What's in a name? When it comes to bands and musicians, fans do not tend to spend much time analysing adopted monikers. After all, many great bands have terrible names (yes, we are referring to Arctic Monkeys), while terrible bands sometimes manage to strike gold when branding themselves. In the end, it doesn’t really matter; it is the music that truly counts.
Nonetheless, exploring the origin of a band's name can often be insightful. Whether that name is sinister, or dull, or utterly bizarre, it is bound to tell you something about the personalities that make up a musical outfit. Likewise, a name can also hint at what a musician is attempting to convey through their sound. After all, there is a reason that Bathtub Shitter and Dying Fetus are void of folk sensibilities.

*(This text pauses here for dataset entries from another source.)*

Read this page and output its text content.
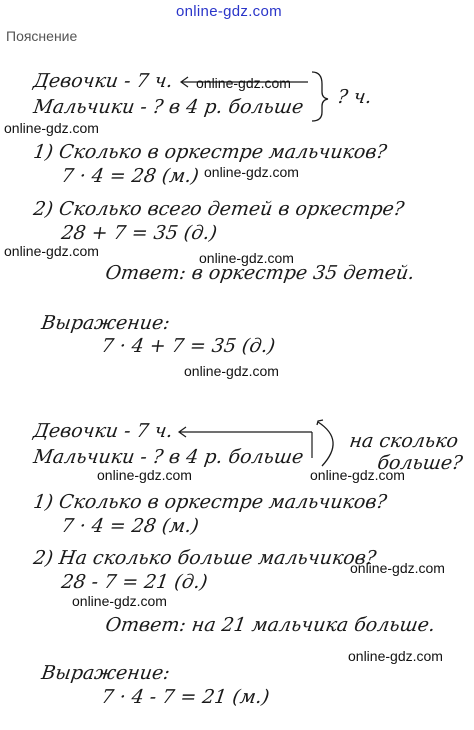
online-gdz.com
Пояснение
Девочки - 7 ч. online-gdz.com
Мальчики - ? в 4 р. больше ? ч.
online-gdz.com
1) Сколько в оркестре мальчиков?
7 · 4 = 28 (м.) online-gdz.com
2) Сколько всего детей в оркестре?
28 + 7 = 35 (д.)
online-gdz.com	online-gdz.com
Ответ: в оркестре 35 детей.
Выражение:
7 · 4 + 7 = 35 (д.)
online-gdz.com
Девочки - 7 ч.
Мальчики - ? в 4 р. больше
на сколько
больше?
online-gdz.com	online-gdz.com
1) Сколько в оркестре мальчиков?
7 · 4 = 28 (м.)
2) На сколько больше мальчиков?
online-gdz.com
28 - 7 = 21 (д.)
online-gdz.com
Ответ: на 21 мальчика больше.
online-gdz.com
Выражение:
7 · 4 - 7 = 21 (м.)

From exhibitionist uncles to hatchet-wielding prostitutes, let’s now take a look at ten of the weirdest things after which well-known bands and musicians were christened…

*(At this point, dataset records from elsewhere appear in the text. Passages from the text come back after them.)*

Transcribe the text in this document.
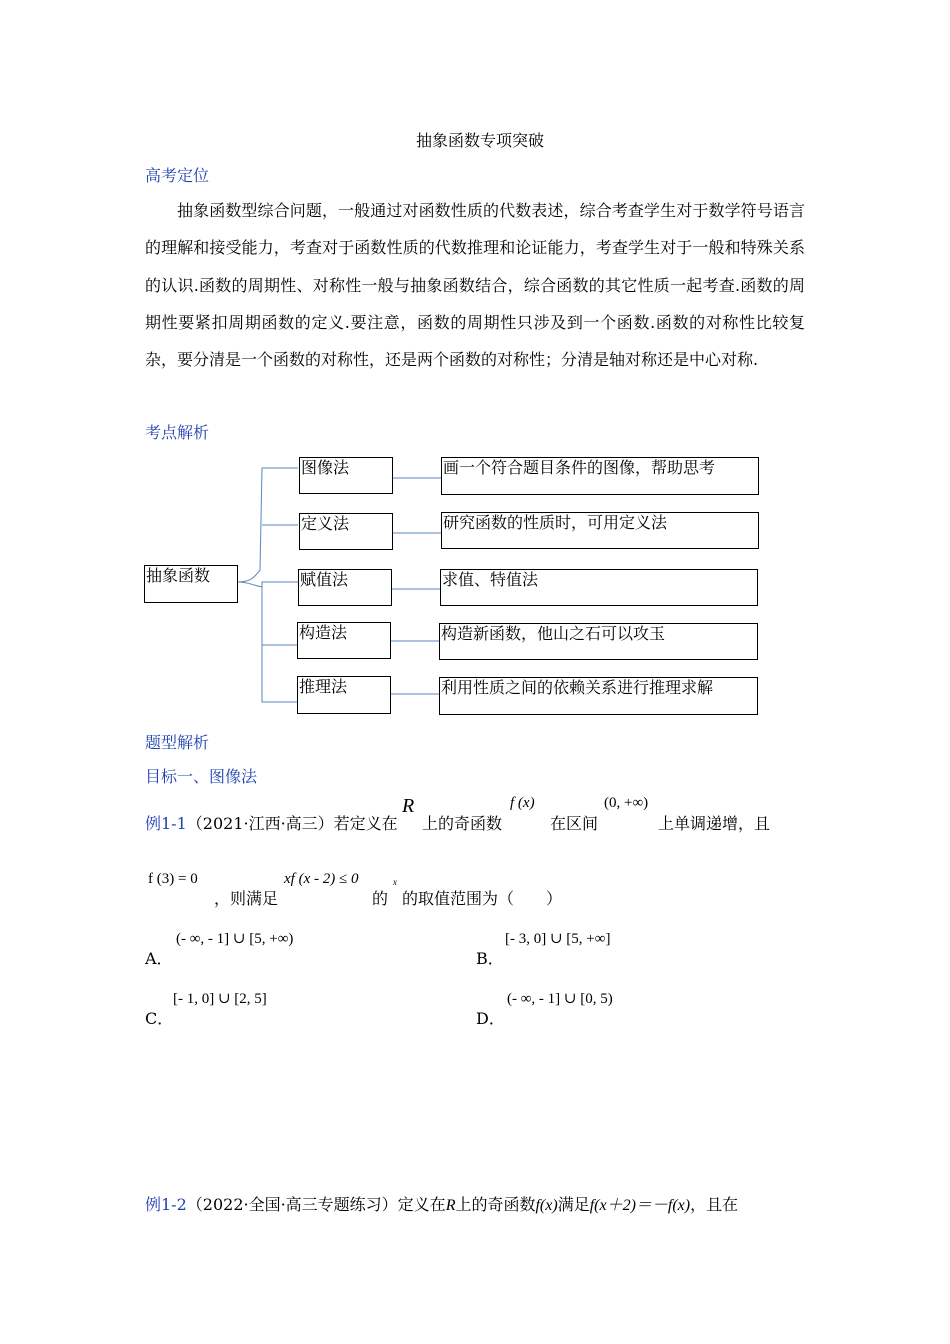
抽象函数专项突破
高考定位
抽象函数型综合问题，一般通过对函数性质的代数表述，综合考查学生对于数学符号语言的理解和接受能力，考查对于函数性质的代数推理和论证能力，考查学生对于一般和特殊关系的认识.函数的周期性、对称性一般与抽象函数结合，综合函数的其它性质一起考查.函数的周期性要紧扣周期函数的定义.要注意，函数的周期性只涉及到一个函数.函数的对称性比较复杂，要分清是一个函数的对称性，还是两个函数的对称性；分清是轴对称还是中心对称.
考点解析
抽象函数
图像法	画一个符合题目条件的图像，帮助思考
定义法	研究函数的性质时，可用定义法
赋值法	求值、特值法
构造法	构造新函数，他山之石可以攻玉
推理法	利用性质之间的依赖关系进行推理求解
题型解析
目标一、图像法
例1-1（2021·江西·高三）若定义在
R
上的奇函数
f (x)
在区间
(0, +∞)
上单调递增，且
f (3) = 0
，则满足
xf (x - 2) ≤ 0
的
x
的取值范围为（　　）
A．
(- ∞, - 1] ∪ [5, +∞)
B．
[- 3, 0] ∪ [5, +∞]
C．
[- 1, 0] ∪ [2, 5]
D．
(- ∞, - 1] ∪ [0, 5)
例1-2（2022·全国·高三专题练习）定义在R上的奇函数f(x)满足f(x＋2)＝－f(x)，且在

10. Steely Dan Is A Fictional Sex Toy
Just like Modest Mouse and The Doors, Steely Dan's name was inspired by a piece of literature. It was not, however, the product of Virginia Woolf's modernist musings or Aldous Huxley's search for enlightenment. Instead, Steely Dan's name pays homage to a fictional, steam-powered strap-on.
The piece of literature in question is, of course, William S. Burroughs' 1959 novel Naked Lunch. In one scene, a woman attaches a strap-on dildo to her body and uses it to squirt milk across the room. As it happens, this sex-toy is called "Steely Dan III from Yokohama".
What happened to the first two Steely Dans, you ask? Well, Steely Dan I was "torn in two by a bull dike", while Steely Dan II was "Chewed to bits by a famished candiru in the Upper Baboonasshole". These happenings are simply par for the course in the Naked Lunch universe.
It is clear that the classic rock band's members were huge fans of Beat Generation literature, and Burroughs would continue to influence their work. In fact, Steely Dan's singer and keyboardist Donald Fagen would go on to contribute to Dead City Radio, a 1990 album which featured readings of the author's works over music provided by various artists.